Organoids are self-organizing 3D cultures derived from stem cells that recapitulate aspects of organ architecture and function. Over the past decade, they’ve transformed disease modeling, drug screening, and personalized medicine.
Where organoids come from
Two main sources:
- Adult stem cells (ASCs): Tissue-resident stem cells (e.g., LGR5+ in intestine) grown in defined media that maintains stemness while allowing differentiation. Used for intestine, stomach, liver, pancreas, prostate, breast, and many others.

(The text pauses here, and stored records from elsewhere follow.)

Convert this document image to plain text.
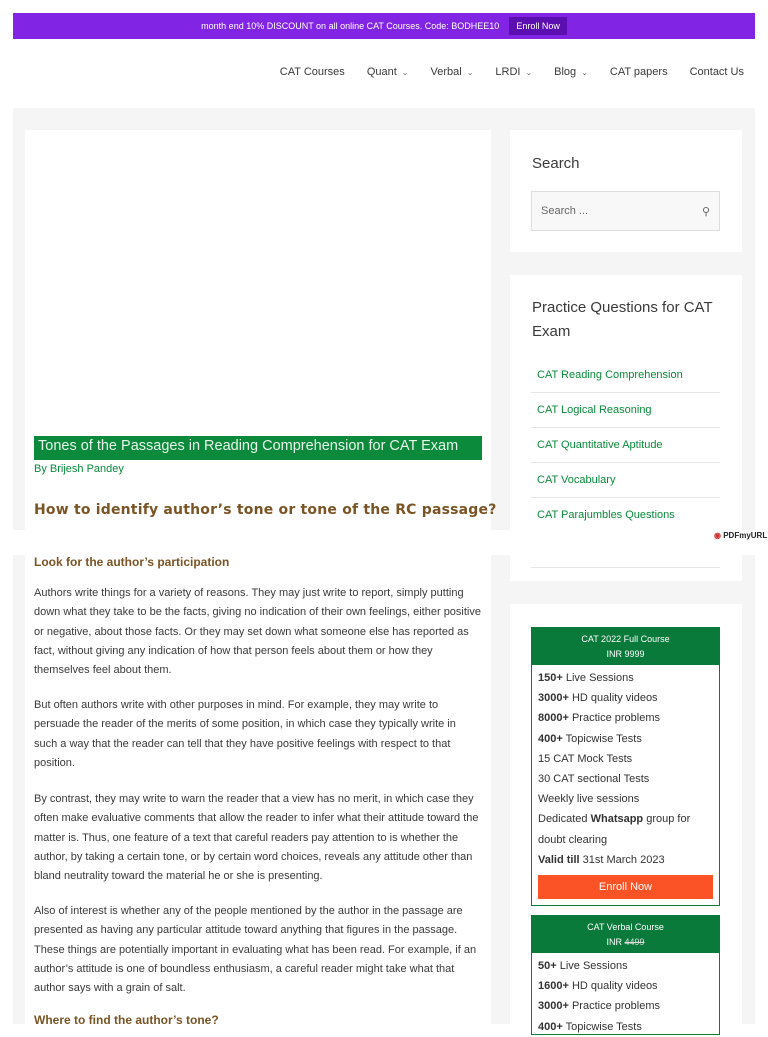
month end 10% DISCOUNT on all online CAT Courses. Code: BODHEE10	Enroll Now
CAT Courses Quant ⌄ Verbal ⌄ LRDI ⌄ Blog ⌄ CAT papers Contact Us
Search
Search ...	⚲
Practice Questions for CAT Exam
CAT Reading Comprehension
CAT Logical Reasoning
CAT Quantitative Aptitude
CAT Vocabulary
CAT Parajumbles Questions
◉ PDFmyURL
Tones of the Passages in Reading Comprehension for CAT Exam
By Brijesh Pandey
How to identify author’s tone or tone of the RC passage?
Look for the author’s participation

Authors write things for a variety of reasons. They may just write to report, simply putting down what they take to be the facts, giving no indication of their own feelings, either positive or negative, about those facts. Or they may set down what someone else has reported as fact, without giving any indication of how that person feels about them or how they themselves feel about them.

But often authors write with other purposes in mind. For example, they may write to persuade the reader of the merits of some position, in which case they typically write in such a way that the reader can tell that they have positive feelings with respect to that position.

By contrast, they may write to warn the reader that a view has no merit, in which case they often make evaluative comments that allow the reader to infer what their attitude toward the matter is. Thus, one feature of a text that careful readers pay attention to is whether the author, by taking a certain tone, or by certain word choices, reveals any attitude other than bland neutrality toward the material he or she is presenting.

Also of interest is whether any of the people mentioned by the author in the passage are presented as having any particular attitude toward anything that figures in the passage. These things are potentially important in evaluating what has been read. For example, if an author’s attitude is one of boundless enthusiasm, a careful reader might take what that author says with a grain of salt.

Where to find the author’s tone?
CAT 2022 Full Course
INR 9999
150+ Live Sessions
3000+ HD quality videos
8000+ Practice problems
400+ Topicwise Tests
15 CAT Mock Tests
30 CAT sectional Tests
Weekly live sessions
Dedicated Whatsapp group for doubt clearing
Valid till 31st March 2023
Enroll Now
CAT Verbal Course
INR 4499
50+ Live Sessions
1600+ HD quality videos
3000+ Practice problems
400+ Topicwise Tests
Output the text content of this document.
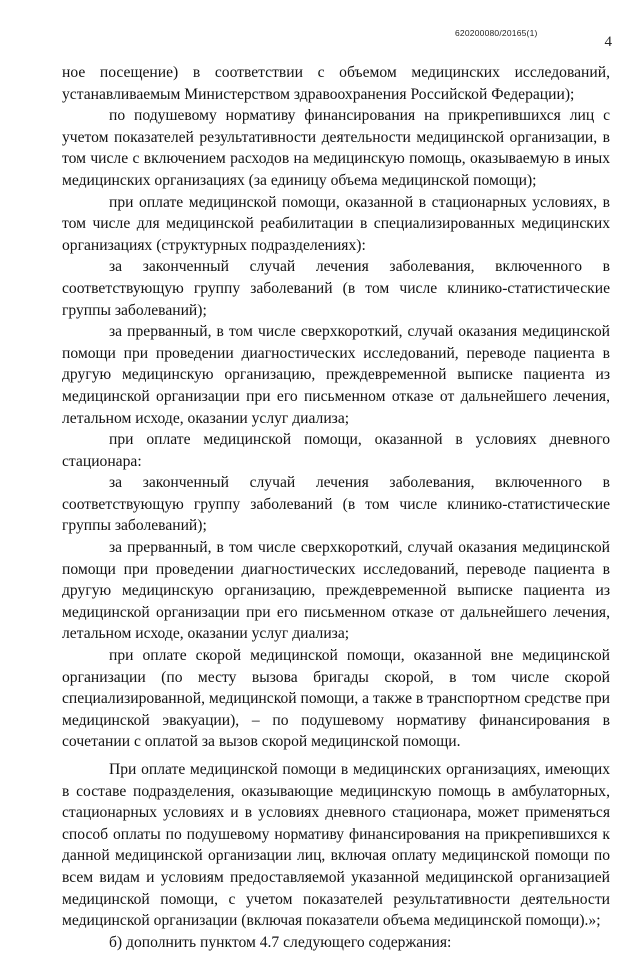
620200080/20165(1)
4

ное посещение) в соответствии с объемом медицинских исследований, устанавливаемым Министерством здравоохранения Российской Федерации);

по подушевому нормативу финансирования на прикрепившихся лиц с учетом показателей результативности деятельности медицинской организации, в том числе с включением расходов на медицинскую помощь, оказываемую в иных медицинских организациях (за единицу объема медицинской помощи);

при оплате медицинской помощи, оказанной в стационарных условиях, в том числе для медицинской реабилитации в специализированных медицинских организациях (структурных подразделениях):

за законченный случай лечения заболевания, включенного в соответствующую группу заболеваний (в том числе клинико-статистические группы заболеваний);

за прерванный, в том числе сверхкороткий, случай оказания медицинской помощи при проведении диагностических исследований, переводе пациента в другую медицинскую организацию, преждевременной выписке пациента из медицинской организации при его письменном отказе от дальнейшего лечения, летальном исходе, оказании услуг диализа;

при оплате медицинской помощи, оказанной в условиях дневного стационара:

за законченный случай лечения заболевания, включенного в соответствующую группу заболеваний (в том числе клинико-статистические группы заболеваний);

за прерванный, в том числе сверхкороткий, случай оказания медицинской помощи при проведении диагностических исследований, переводе пациента в другую медицинскую организацию, преждевременной выписке пациента из медицинской организации при его письменном отказе от дальнейшего лечения, летальном исходе, оказании услуг диализа;

при оплате скорой медицинской помощи, оказанной вне медицинской организации (по месту вызова бригады скорой, в том числе скорой специализированной, медицинской помощи, а также в транспортном средстве при медицинской эвакуации), – по подушевому нормативу финансирования в сочетании с оплатой за вызов скорой медицинской помощи.

При оплате медицинской помощи в медицинских организациях, имеющих в составе подразделения, оказывающие медицинскую помощь в амбулаторных, стационарных условиях и в условиях дневного стационара, может применяться способ оплаты по подушевому нормативу финансирования на прикрепившихся к данной медицинской организации лиц, включая оплату медицинской помощи по всем видам и условиям предоставляемой указанной медицинской организацией медицинской помощи, с учетом показателей результативности деятельности медицинской организации (включая показатели объема медицинской помощи).»;

б) дополнить пунктом 4.7 следующего содержания:
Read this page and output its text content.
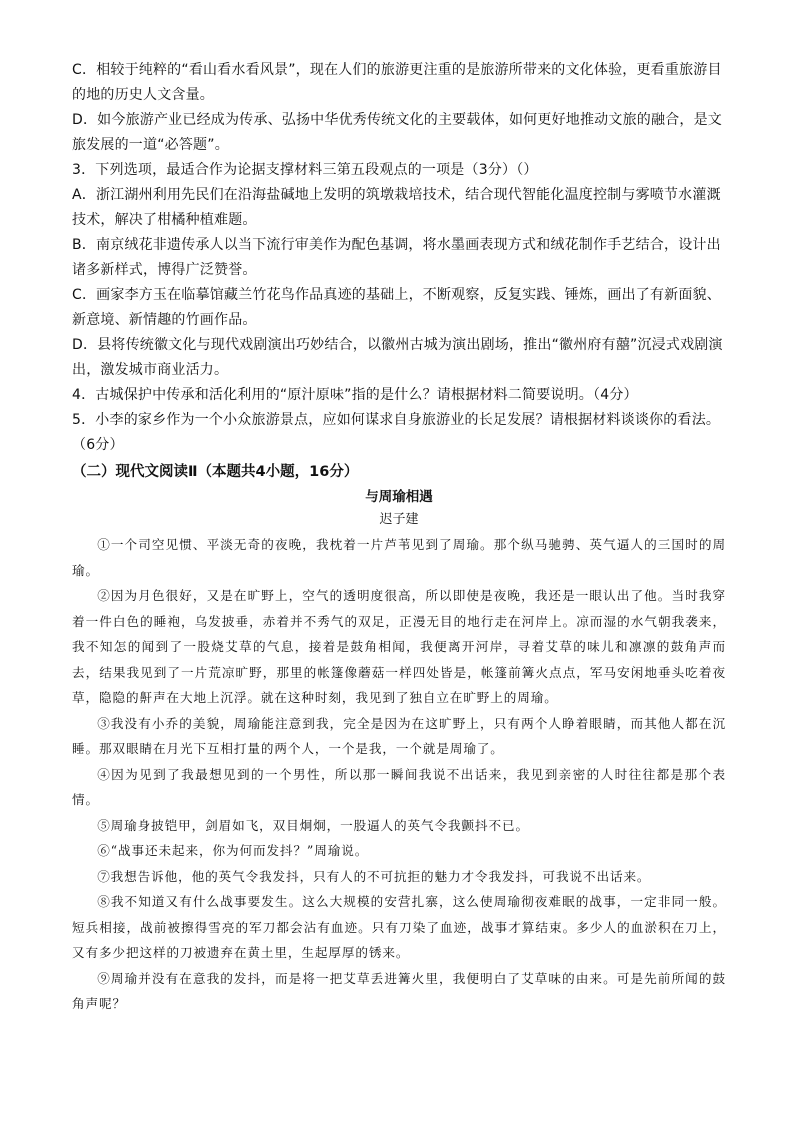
C．相较于纯粹的“看山看水看风景”，现在人们的旅游更注重的是旅游所带来的文化体验，更看重旅游目的地的历史人文含量。

D．如今旅游产业已经成为传承、弘扬中华优秀传统文化的主要载体，如何更好地推动文旅的融合，是文旅发展的一道“必答题”。

3．下列选项，最适合作为论据支撑材料三第五段观点的一项是（3分）（）

A．浙江湖州利用先民们在沿海盐碱地上发明的筑墩栽培技术，结合现代智能化温度控制与雾喷节水灌溉技术，解决了柑橘种植难题。

B．南京绒花非遗传承人以当下流行审美作为配色基调，将水墨画表现方式和绒花制作手艺结合，设计出诸多新样式，博得广泛赞誉。

C．画家李方玉在临摹馆藏兰竹花鸟作品真迹的基础上，不断观察，反复实践、锤炼，画出了有新面貌、新意境、新情趣的竹画作品。

D．县将传统徽文化与现代戏剧演出巧妙结合，以徽州古城为演出剧场，推出“徽州府有囍”沉浸式戏剧演出，激发城市商业活力。

4．古城保护中传承和活化利用的“原汁原味”指的是什么？请根据材料二简要说明。（4分）

5．小李的家乡作为一个小众旅游景点，应如何谋求自身旅游业的长足发展？请根据材料谈谈你的看法。（6分）

（二）现代文阅读Ⅱ（本题共4小题，16分）

与周瑜相遇

迟子建

①一个司空见惯、平淡无奇的夜晚，我枕着一片芦苇见到了周瑜。那个纵马驰骋、英气逼人的三国时的周瑜。

②因为月色很好，又是在旷野上，空气的透明度很高，所以即使是夜晚，我还是一眼认出了他。当时我穿着一件白色的睡袍，乌发披垂，赤着并不秀气的双足，正漫无目的地行走在河岸上。凉而湿的水气朝我袭来，我不知怎的闻到了一股烧艾草的气息，接着是鼓角相闻，我便离开河岸，寻着艾草的味儿和凛凛的鼓角声而去，结果我见到了一片荒凉旷野，那里的帐篷像蘑菇一样四处皆是，帐篷前篝火点点，军马安闲地垂头吃着夜草，隐隐的鼾声在大地上沉浮。就在这种时刻，我见到了独自立在旷野上的周瑜。

③我没有小乔的美貌，周瑜能注意到我，完全是因为在这旷野上，只有两个人睁着眼睛，而其他人都在沉睡。那双眼睛在月光下互相打量的两个人，一个是我，一个就是周瑜了。

④因为见到了我最想见到的一个男性，所以那一瞬间我说不出话来，我见到亲密的人时往往都是那个表情。

⑤周瑜身披铠甲，剑眉如飞，双目炯炯，一股逼人的英气令我颤抖不已。

⑥“战事还未起来，你为何而发抖？”周瑜说。

⑦我想告诉他，他的英气令我发抖，只有人的不可抗拒的魅力才令我发抖，可我说不出话来。

⑧我不知道又有什么战事要发生。这么大规模的安营扎寨，这么使周瑜彻夜难眠的战事，一定非同一般。短兵相接，战前被擦得雪亮的军刀都会沾有血迹。只有刀染了血迹，战事才算结束。多少人的血淤积在刀上，又有多少把这样的刀被遗弃在黄土里，生起厚厚的锈来。

⑨周瑜并没有在意我的发抖，而是将一把艾草丢进篝火里，我便明白了艾草味的由来。可是先前所闻的鼓角声呢？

- Pluripotent stem cells (iPSCs/ESCs): Differentiated through staged signaling protocols. Used for brain, retina, kidney, and other organs that can’t easily be sourced as primary tissue.
Major applications
Cancer modeling
Patient-derived tumor organoids (PDOs) maintain genetic, epigenetic, and phenotypic heterogeneity of the original tumor better than cell lines. Used for:
- Drug sensitivity profiling for personalized treatment selection
- Studying clonal evolution under therapeutic pressure
- Co-culture with autologous immune cells for immunotherapy modeling
Infectious disease
Organoids host pathogens that resist propagation in 2D culture. Examples include human norovirus (intestinal organoids), Helicobacter pylori (gastric), SARS-CoV-2 (lung and intestinal), and Cryptosporidium.
Inherited disease
iPSC-derived organoids carrying patient mutations recapitulate disease phenotypes. Used for cystic fibrosis (CFTR function in intestinal organoids), polycystic kidney disease, and neurodevelopmental disorders.
Developmental biology
Brain organoids reveal stages of cortical development. Retinal organoids form layered structures with photoreceptors. Kidney organoids form nephron-like structures.
Drug discovery
Toxicity testing (especially hepatotoxicity in liver organoids), efficacy screening, and ADME prediction. Organoids generally predict in vivo response better than 2D models.
Limitations to be aware of
- Lack of vasculature. Most organoids are avascular, limiting size and creating necrotic cores in larger structures
- Lack of immune components. Standard organoids don’t include immune cells; co-culture or assembloids can address this
- Variable architecture. Self-organization varies between batches and experiments — reproducibility is harder than 2D
- Maturity. iPSC-derived organoids often resemble fetal rather than adult tissue
- Cost and time. Organoid culture is more expensive and labor-intensive than 2D
Recent innovations
- Assembloids: Fusing multiple organoid types (e.g., cortical + thalamic) to model inter-region connectivity
- Vascularization: Co-culture with endothelial cells or in vivo transplantation
- Bioprinted organoids: Defined geometry and reproducibility
- Microfluidic “organ-on-chip”: Combining organoids with controlled flow and mechanical cues
- CRISPR-engineered organoids: Introducing or correcting disease mutations in patient lines
Practical considerations for new users
- Choose ASC-derived organoids for tissues with accessible primary stem cells; iPSC-derived for tissues that aren’t
- Use defined media (StemCell Technologies, Hubrecht protocols) for consistency
- Document organoid morphology and growth kinetics — phenotypes drift over passages
- Build in scRNA-seq or marker-based QC at intervals to catch drift
- For drug screening, normalize for organoid size and starting cell number
Organoids aren’t a replacement for animal models or clinical trials — but they’re often the most translationally relevant model available without going in vivo. Use them where heterogeneity, architecture, and human-specific biology matter.